Some of Cole’s work can still be seen in movie musicals, particularly those in which Marilyn Monroe appeared (Gentlemen Prefer Blondes, among others). In Hollywood, Cole was given his own company of dancers and weeks on end to prepare a number that would last only minutes on the screen. This was fortunate, for on Broadway he was a notorious nonfinisher of work. Not that he was lazy. From early on, choreographing could be for him an experience agonizing to get through, and very often he didn’t.

But Cole’s contributions were so farreaching that without him present-day theatrical dancing would not be the same. Everyone teaching jazz dance today teaches much of what Cole founded and codified. All commercial-video dance reflects Cole’s work. Indeed, the heritage is so strong that one can catch glimmers of it even in Michael Jackson’s wonderful pieces.

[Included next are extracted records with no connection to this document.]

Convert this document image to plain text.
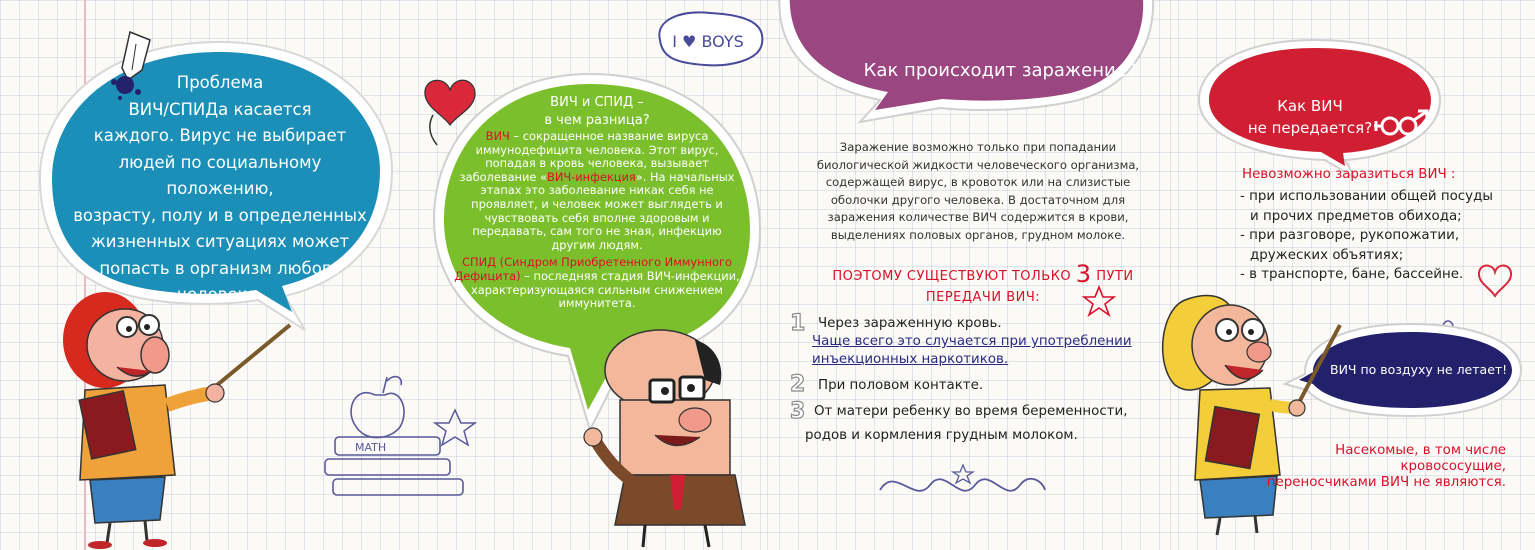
Проблема
ВИЧ/СПИДа касается
каждого. Вирус не выбирает
людей по социальному положению,
возрасту, полу и в определенных
жизненных ситуациях может
попасть в организм любого
человека.
I ♥ BOYS
ВИЧ и СПИД –
в чем разница?
ВИЧ – сокращенное название вируса иммунодефицита человека. Этот вирус, попадая в кровь человека, вызывает заболевание «ВИЧ-инфекция». На начальных этапах это заболевание никак себя не проявляет, и человек может выглядеть и чувствовать себя вполне здоровым и передавать, сам того не зная, инфекцию другим людям.
СПИД (Синдром Приобретенного Иммунного Дефицита) – последняя стадия ВИЧ-инфекции, характеризующаяся сильным снижением иммунитета.
MATH
Как происходит заражение?
Заражение возможно только при попадании биологической жидкости человеческого организма, содержащей вирус, в кровоток или на слизистые оболочки другого человека. В достаточном для заражения количестве ВИЧ содержится в крови, выделениях половых органов, грудном молоке.
ПОЭТОМУ СУЩЕСТВУЮТ ТОЛЬКО 3 ПУТИ
ПЕРЕДАЧИ ВИЧ:
1 Через зараженную кровь.
Чаще всего это случается при употреблении
инъекционных наркотиков.
2 При половом контакте.
3 От матери ребенку во время беременности,
родов и кормления грудным молоком.
Как ВИЧ
не передается?
Невозможно заразиться ВИЧ :
- при использовании общей посуды
и прочих предметов обихода;
- при разговоре, рукопожатии,
дружеских объятиях;
- в транспорте, бане, бассейне.
ВИЧ по воздуху не летает!
Насекомые, в том числе
кровососущие,
переносчиками ВИЧ не являются.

Cole was neither unknown nor unsung during his career. He was given terrific reviews by the most serious of dance critics. Then why isn’t he known to the general public today? Because he didn’t leave behind any extensive body of choreography—he left a way of dancing, a style and a technique that are now incorporated into the lexicon of theatrical dance. Unfortunately, there is no Jack Cole repertory as such. The pieces he made for film, as good as they are, were designed as vehicles for movie stars—Jane Russell, Betty Grable, Monroe—rather than for his own dancers. His best work on Broadway was rarely in shows that ran for long. His club work disappeared, or was so usurped by his disciples that it became stereotyped. Added to all of this, his behavior was so outrageous that after a while it short-circuited his career. Cole was a demon dancer beset by his own devils. His fierce, complicated anger at life, which gave his work such a sharp edge, also sabotaged him. And Cole was outrageous, stunningly so. He walked offstage in the middle of a performance, abused his dancers (sometimes physically), broke conductors' batons in front of audiences, and left shows during rehearsals or out-of-town tryouts (and once even during casting). He had the temper tantrums of a child whenever any little thing didn’t go exactly his way. (He had a miserable childhood.) It was as if Cole, finding the world imperfect, was trying to choreograph a superperfect world of his own, where people—dancers—behaved ideally and exactly as he wanted. And when that didn’t happen—watch out.

Jack Cole left his mark, unrecognized by today’s public. In this he is like many others, among them Robert Alton, the reigning Broadway choreographer of the thirties and forties, whose work in the original Pal Joey should be celebrated along with that of Balanchine and de Mille for having helped to bring innovation to musical productions. Cole ended his career teaching at U.C.L.A. He died in 1974 in California.

Lamentably, Glenn Loney’s book is maudlin, movie-magazinish, exasperating in structure, and whining in tone. It is overweighted with gossip, and the writing about dance itself is cosmetic; the author seems more excited by Cole’s bizarre appearance and erratic behavior (punching Gwen Verdon, etc.). To bolster the premise of his title, Loney falls back on unnamed gossip columnists and includes tributes from Hollywood stars, talents not so admired by Cole himself. The dancer-disciples, quoted repeatedly, are touchingly devoted to Cole, but in trying to get him due recognition they occasionally stumble into belittling others, and some of their opinions are an embarrassment to his memory. Cole’s stature needs no such pettiness.

At times, Loney lets Cole speak for himself, and the quality of perception clearly shifts upward. Actually, the book is more revelatory about Cole if one has the patience to read between the lines. There is a story that could have been moving, and it is disappointing that Loney, with all the materials available to him, missed it.

I hardly knew Cole personally; ours was a handshake acquaintance. But I do know some of his dancers mentioned in the book. Their attitude after reading it—or at least the parts previously published—is: Well, poorly done, but some book is better than none. I wonder. Perhaps Cole himself would have said, as at an audition of dancers, “Thank you. Sorry. Next!”